Western researchers are partnering with a Toronto technology start-up in developing a low-cost radar sensor that will greatly benefit traditionally costly search-and-rescue efforts.
Sightline Innovation Inc. will collaborate with Jagath Samarabandu and Xianbin Wang from Western’s Faculty of Engineering for their upcoming SAR2 – Search and Rescue Synthetic Aperture Radar – project. The project is funded for the initial six months with a $25,000 Engage Grant from the Natural Sciences and Engineering Research Council of Canada (NSERC).
The aim is to develop an inexpensive radar sensor designed to address specific challenges affecting search-and-rescue efforts at sea. These sensors can be mounted on airplanes, as well as unmanned aerial vehicles and aircraft systems (such as drones) and civilian and military aircraft.
The development of this new radar sensor will benefit civilians lost at sea, whether due to a plane crash, boat or shipwreck or any such incident in which search-and-rescue efforts would be needed. Being able to deploy these systems quickly and economically in these situations is the payoff, Samarabandu said, since having more systems means they are readily available.
“While (search-and-rescue systems) are not in constant demand, you must deploy them quickly in a search and rescue operation. They are more like fire engines in that regard,” he said.
In Canada alone, the three national Joint Rescue Coordination Centres responded to 9,280 search-and-rescue cases in 2009, an increase of 249 cases from 2008. Most cases occur during the summer months.
Both Sightline and Western researchers believe the project can build on Canada’s leadership in space-based search and rescue.
“The main idea is that radar systems are expensive …,” said Samarabandu, who specializes in machine learning and intelligence systems. “Because of this very high cost of entry, you can’t really build systems that you can deploy to many different locations, or to give to many individuals who can help in any rescue efforts.
“What we’re trying to do is use existing technology – one of the biggest advantages is the idea of doing a lot of processing using off-the-shelf computing hardware.”
Researchers can create a radar signal digitally, he continued, and manipulate and use low-cost transporting equipment to transit a signal without having communications radar-specific circuitry.

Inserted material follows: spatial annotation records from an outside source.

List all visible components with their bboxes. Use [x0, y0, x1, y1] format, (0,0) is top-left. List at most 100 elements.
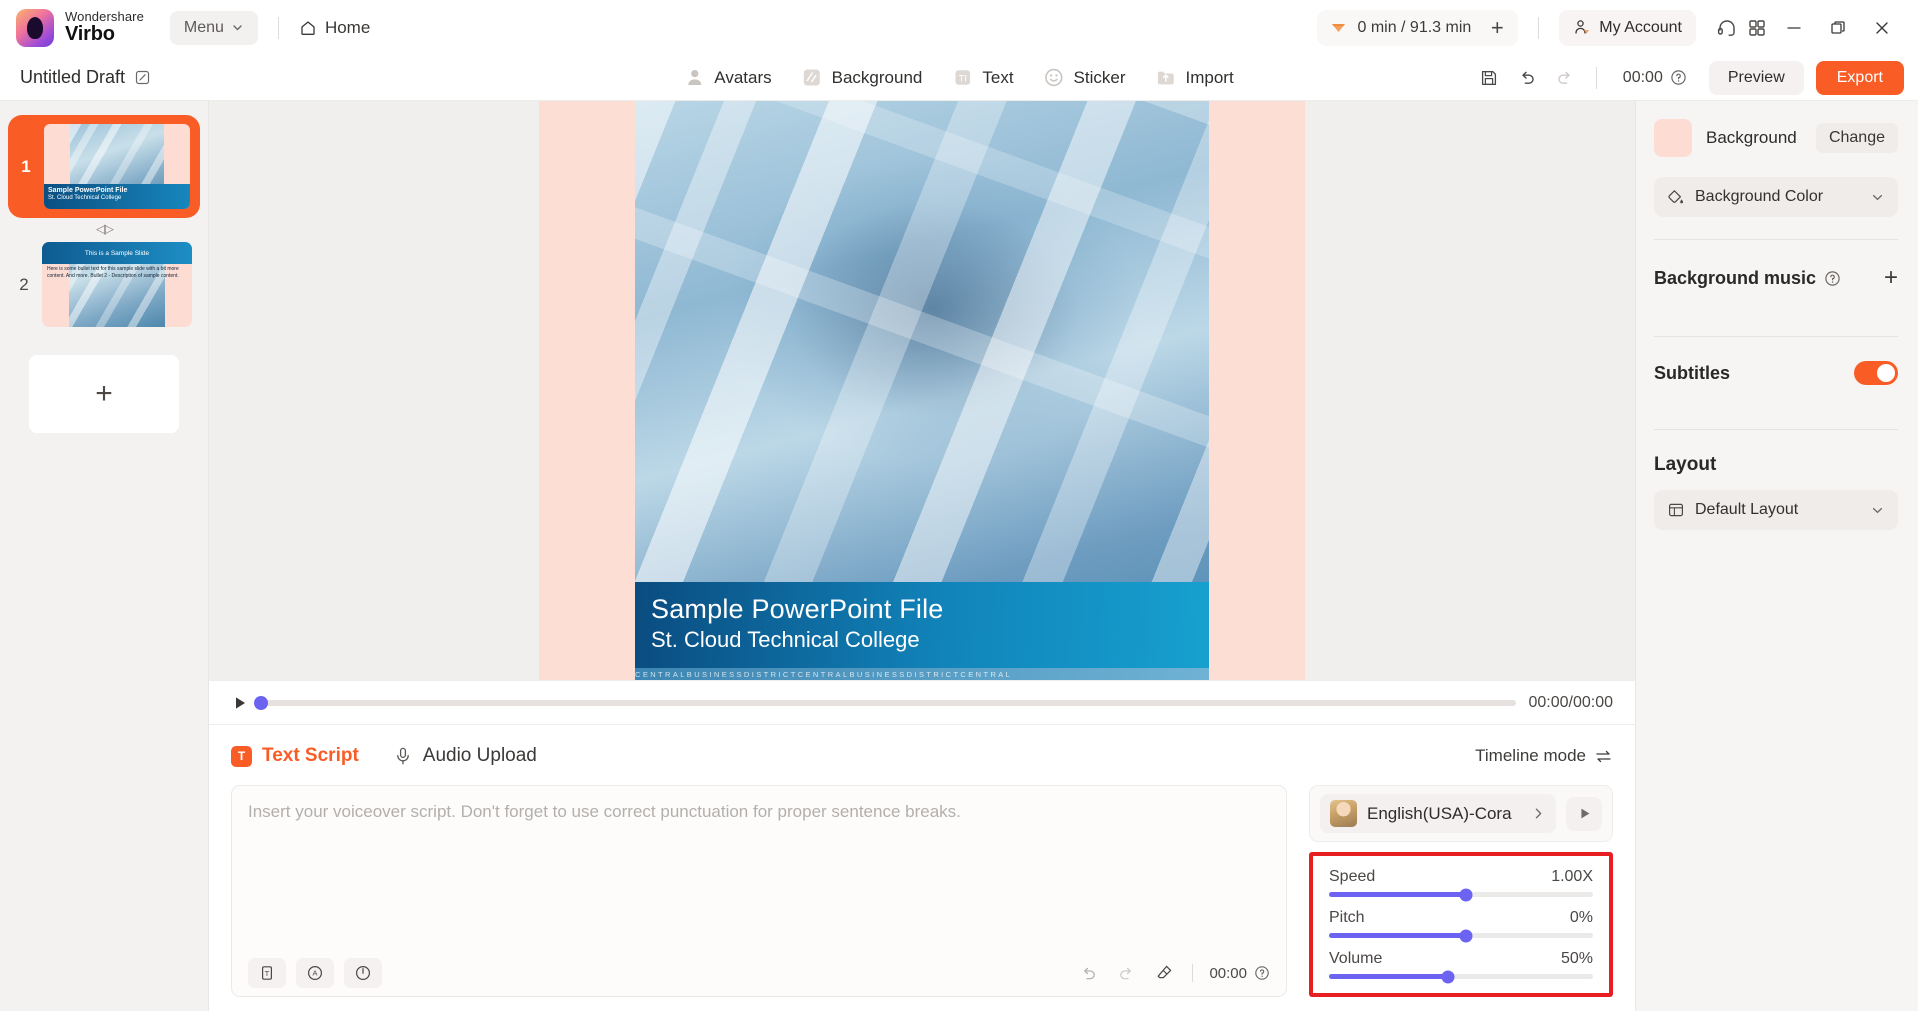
tab-audio-upload[interactable]: Audio Upload	[393, 745, 537, 767]
text-script-icon: T	[231, 745, 252, 767]
text-format-icon[interactable]: T	[248, 958, 286, 988]
video-preview[interactable]: Sample PowerPoint File St. Cloud Technic…	[635, 101, 1209, 680]
project-duration-label: 00:00	[1622, 68, 1663, 86]
tool-text[interactable]: TI Text	[952, 67, 1014, 88]
home-button[interactable]: Home	[299, 18, 370, 38]
tool-avatars-label: Avatars	[714, 67, 772, 87]
volume-slider-handle[interactable]	[1441, 970, 1455, 983]
background-row: Background Change	[1654, 119, 1898, 157]
export-button[interactable]: Export	[1815, 60, 1904, 95]
tab-text-script[interactable]: T Text Script	[231, 745, 359, 767]
tool-sticker[interactable]: Sticker	[1044, 67, 1126, 88]
voice-settings: English(USA)-Cora Speed 1.00X Pitch 0% V…	[1309, 785, 1613, 997]
apps-grid-icon[interactable]	[1742, 13, 1772, 43]
voice-preview-button[interactable]	[1566, 796, 1602, 831]
slides-sidebar[interactable]: 1 Sample PowerPoint File St. Cloud Techn…	[0, 101, 209, 1011]
playback-scrubber[interactable]	[254, 695, 1517, 710]
pitch-slider[interactable]	[1329, 929, 1593, 942]
subtitles-label: Subtitles	[1654, 362, 1731, 383]
my-account-button[interactable]: My Account	[1559, 9, 1696, 46]
tab-text-script-label: Text Script	[262, 745, 359, 766]
tool-avatars[interactable]: Avatars	[684, 67, 772, 88]
slider-pitch: Pitch 0%	[1329, 909, 1593, 942]
playback-bar: 00:00/00:00	[209, 680, 1635, 724]
eraser-icon[interactable]	[1152, 962, 1176, 984]
subtitles-toggle[interactable]	[1854, 361, 1898, 385]
voice-select[interactable]: English(USA)-Cora	[1320, 794, 1556, 833]
slide-preview[interactable]: This is a Sample Slide Here is some bull…	[42, 242, 192, 327]
tool-import[interactable]: Import	[1156, 67, 1234, 88]
credits-pill[interactable]: 0 min / 91.3 min +	[1317, 9, 1519, 46]
project-duration: 00:00	[1611, 69, 1699, 87]
volume-value: 50%	[1560, 950, 1593, 967]
script-input[interactable]: Insert your voiceover script. Don't forg…	[248, 800, 1270, 958]
speed-slider[interactable]	[1329, 888, 1593, 901]
pitch-label: Pitch	[1329, 909, 1365, 926]
background-color-label: Background Color	[1695, 188, 1824, 205]
speed-value: 1.00X	[1551, 868, 1593, 885]
pitch-slider-handle[interactable]	[1459, 929, 1473, 942]
add-credits-button[interactable]: +	[1480, 13, 1514, 43]
pause-icon[interactable]	[344, 958, 382, 988]
virbo-app-window: Wondershare Virbo Menu Home 0 min / 91.3…	[0, 0, 1918, 1011]
project-title: Untitled Draft	[20, 67, 151, 88]
headset-icon[interactable]	[1712, 13, 1742, 43]
script-redo-icon[interactable]	[1114, 962, 1138, 984]
sticker-icon	[1044, 67, 1065, 88]
help-icon[interactable]	[1254, 965, 1270, 981]
undo-icon[interactable]	[1510, 62, 1544, 94]
video-canvas[interactable]: Sample PowerPoint File St. Cloud Technic…	[539, 101, 1305, 680]
microphone-icon	[393, 746, 413, 766]
scrubber-handle[interactable]	[254, 695, 268, 710]
script-toolbar: T A 00:00	[248, 958, 1270, 988]
background-music-row: Background music +	[1654, 240, 1898, 314]
change-background-button[interactable]: Change	[1815, 123, 1898, 153]
editor-center: Sample PowerPoint File St. Cloud Technic…	[209, 101, 1635, 1011]
slide-thumbnail-2[interactable]: 2 This is a Sample Slide Here is some bu…	[0, 242, 208, 327]
slide-thumbnail-1[interactable]: 1 Sample PowerPoint File St. Cloud Techn…	[10, 117, 198, 216]
background-color-dropdown[interactable]: Background Color	[1654, 177, 1898, 217]
add-background-music-button[interactable]: +	[1884, 264, 1898, 292]
slide-caption-title: Sample PowerPoint File	[48, 186, 128, 194]
timeline-mode-toggle[interactable]: Timeline mode	[1475, 746, 1613, 766]
caption-line-2: St. Cloud Technical College	[651, 627, 920, 652]
speed-slider-handle[interactable]	[1459, 888, 1473, 901]
tool-background[interactable]: Background	[802, 67, 923, 88]
close-icon[interactable]	[1860, 9, 1904, 47]
edit-pencil-icon[interactable]	[134, 69, 151, 86]
diamond-icon	[1329, 18, 1348, 37]
menu-button[interactable]: Menu	[169, 10, 258, 45]
script-duration-label: 00:00	[1209, 964, 1247, 982]
help-icon[interactable]	[1824, 270, 1841, 287]
add-slide-button[interactable]: +	[29, 355, 179, 433]
chevron-down-icon	[231, 21, 244, 34]
pitch-value: 0%	[1569, 909, 1593, 926]
help-icon[interactable]	[1670, 69, 1687, 86]
save-icon[interactable]	[1472, 62, 1506, 94]
minimize-icon[interactable]	[1772, 9, 1816, 47]
background-swatch[interactable]	[1654, 119, 1692, 157]
maximize-icon[interactable]	[1816, 9, 1860, 47]
tool-sticker-label: Sticker	[1073, 67, 1126, 87]
tool-background-label: Background	[831, 67, 923, 87]
layout-dropdown[interactable]: Default Layout	[1654, 490, 1898, 530]
svg-text:A: A	[313, 969, 318, 978]
chevron-down-icon	[1870, 190, 1885, 205]
transition-icon[interactable]: ◁▷	[0, 221, 208, 237]
slide-preview[interactable]: Sample PowerPoint File St. Cloud Technic…	[44, 124, 190, 209]
divider	[277, 16, 279, 39]
script-undo-icon[interactable]	[1076, 962, 1100, 984]
redo-icon[interactable]	[1548, 62, 1582, 94]
script-editor[interactable]: Insert your voiceover script. Don't forg…	[231, 785, 1287, 997]
slide-caption-subtitle: St. Cloud Technical College	[48, 195, 122, 202]
home-label: Home	[324, 17, 371, 37]
voice-name-label: English(USA)-Cora	[1367, 803, 1512, 823]
tab-audio-upload-label: Audio Upload	[422, 745, 537, 766]
tool-import-label: Import	[1185, 67, 1234, 87]
volume-slider[interactable]	[1329, 970, 1593, 983]
pronunciation-icon[interactable]: A	[296, 958, 334, 988]
app-logo: Wondershare Virbo	[16, 8, 144, 47]
play-icon[interactable]	[231, 694, 249, 712]
preview-button[interactable]: Preview	[1708, 60, 1804, 95]
brand-name-top: Wondershare	[65, 9, 144, 25]
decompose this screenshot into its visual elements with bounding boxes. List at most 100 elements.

This is the biggest innovation of the SAR2 research project.
Eventually, SAR2 could let users process, analyze and distribute real-time sensor information across secure mobile devices.
“The idea is that with this system, we can equip any small plane with this radar system, and have them cover a much wider range, in place of having very expensive equipment of which we have few in Canada,” Samarabandu said.
As things stand, researchers have a team working on developing a radar signal through software-defined instead of communications circuitry.
Samarabandu and Wang are doing experiments to test the feasibility of SAR2 and preparing a proposal for an NSERC Collaborative Research and Development grant to fund the project for another three years.